In the early days of homosexuality, through the ups and downs of gay rights, with the sorrows of HIV/AIDS, and with the joys of more acceptance of being able to love who we chose to love, advice from other gay people was not to be had. By the time role models and more acceptance were more visible, we had become the elders giving the advice!
Any advice you’d give to someone younger than you who thinks it’s impossible to find love?
Wait for it to find you! If you work too hard trying to find it, you will be too busy to see it arrive and you will most likely miss out on catching it!

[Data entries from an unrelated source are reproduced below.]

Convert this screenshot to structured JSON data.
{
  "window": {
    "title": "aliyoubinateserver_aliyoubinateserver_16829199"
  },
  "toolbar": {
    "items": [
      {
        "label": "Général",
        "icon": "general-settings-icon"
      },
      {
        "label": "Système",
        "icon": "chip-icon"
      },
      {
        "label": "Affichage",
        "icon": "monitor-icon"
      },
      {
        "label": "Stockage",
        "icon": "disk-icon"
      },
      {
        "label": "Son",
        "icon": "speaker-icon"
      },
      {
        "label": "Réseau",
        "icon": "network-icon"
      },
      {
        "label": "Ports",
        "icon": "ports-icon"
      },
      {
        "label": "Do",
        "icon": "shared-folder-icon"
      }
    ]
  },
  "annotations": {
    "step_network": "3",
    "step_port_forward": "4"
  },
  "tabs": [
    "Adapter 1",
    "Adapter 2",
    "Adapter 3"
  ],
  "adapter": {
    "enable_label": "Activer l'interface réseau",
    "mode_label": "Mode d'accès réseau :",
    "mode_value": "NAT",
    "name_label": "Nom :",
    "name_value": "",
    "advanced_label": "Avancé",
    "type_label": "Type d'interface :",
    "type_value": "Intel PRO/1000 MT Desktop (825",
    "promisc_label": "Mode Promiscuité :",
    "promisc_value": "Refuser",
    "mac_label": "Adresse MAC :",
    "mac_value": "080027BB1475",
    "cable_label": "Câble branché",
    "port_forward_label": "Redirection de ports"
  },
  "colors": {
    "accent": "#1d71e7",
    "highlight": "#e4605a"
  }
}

First, work on loving yourself, and you will be better able to love someone else. When you do find your love, accept him for who he is, not for who you hope him to be or to become.
BONUS:
We all need more inspiration. Recommend something that influenced or helped shape you significantly that you’d recommend to someone else.
Book: Loving Someone Gay by Don Clark (he continues to update the book)
Movie: Harold and Maude
Song: “Time in a Bottle” by Jim Croce
Play, Musical, Other Cultural artifact: Bye Bye Birdie is the first musical I ever saw. Little Me is first musical I performed in. I’ve also been a supernumerary (acting extra) in 20 operas over 13 years for the Lyric Opera of Chicago.
Queer love story, 41 years in the making. Despite his husband's death, Michael's continuing love in his memory shows happy endings are possible. Beautiful.
this made me cry but in the best way, so glad you found your person and that your love lives on ❤️ each day with our loved ones is a precious gift.